During in vitro experiments, oocysts may be made to release 80% of viable sporocysts [16]. There are several methods that can be used to rupture the cell wall of Eimeria species; the most common includes sonication, microwave, heating, and pestle and mortar. The greatest advantage of using glass beads for wall rupture is that they are an efficient way to inexpensively process large quantities of oocysts. The concept of mechanical crushing with glass beads came from the in vivo mechanism by which oocysts are crushed in the gizzard [12]. Our study for oocyst disruption of Eimeria did not require enzymes. Landers [13] demonstrated that excystation of E. nieschulzi could not be achieved using pepsin or trypsin. It was also found that, for release of E. separta sporocysts, hydrochloric acid, pepsin, and trypsin were required [14]. Pre-treatment of E. nieschulzi oocysts with pepsin destabilizes the oocyst wall structure, ensuring that mechanical disruption by vortexing with glass beads is more efficient [15]. Chai et al. [16] described that the wall structure of E. tenella oocysts was ruptured using a teflon-coated tissue homogenizer. The high mechanical resistance of Eimeria spp. oocysts required a greater number of glass beads during vortexing. Dulski and Turner [17] described a protocol similar to ours for disrupting E. tenella oocysts using 3 mm glass beads. They found that roughly 60% of oocysts were broken by orbital shaking at 200 rpm. Sporocysts have also been released from oocysts by agitating oocyst suspensions with 4 mm glass beads [18]. E. tenella oocysts placed in an equal volume of 0.5 mm glass beads and exposed to the maximum speed of agitation resulted in invisible sporocysts [19]. If too many glass beads are used, sporocysts may be damaged; in order to ensure a high yield of undamaged sporocysts, the agitation procedure must be stopped after a very specific duration.

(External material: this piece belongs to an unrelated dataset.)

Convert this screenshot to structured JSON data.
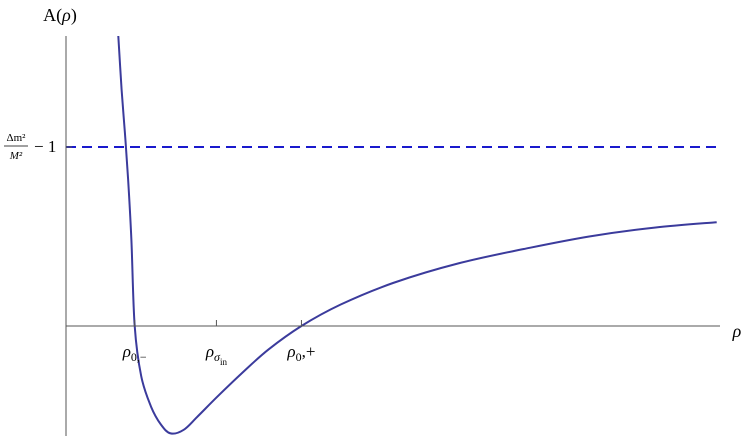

After the oocysts wall is crushed, the sporocysts and glass beads are collected separately. The use of smaller glass beads may result in greater difficulty of recovering sporocysts. Our results suggest that sporocyst release from oocysts was efficient after vortexing with 0.5 mm glass beads for 5 to 30 sec, with 1 mm glass beads for 30 sec to 1 min and with 3 mm glass beads for 1 to 5 min. However, the use of 0.5 mm glass beads presented greater difficulties in recovering the sporocysts compared to larger glass beads. Therefore, the present study recommended the use of 1 mm glass beads for 30 sec to 1 min in order to maximize sporocyst release and recovery. Oocyst walls of Eimeria spp. have various characteristics. Some Eimeria species are more susceptible to chemical agents while others are more susceptible to mechanical injury. Because each Eimeria species is unique, with each being lysed upon application of different degrees of either mechanical or chemical stresses, different methods should be tested to improve the yield of viable sporozoites for use in biochemical, tissue culture, and immunological applications of coccidia.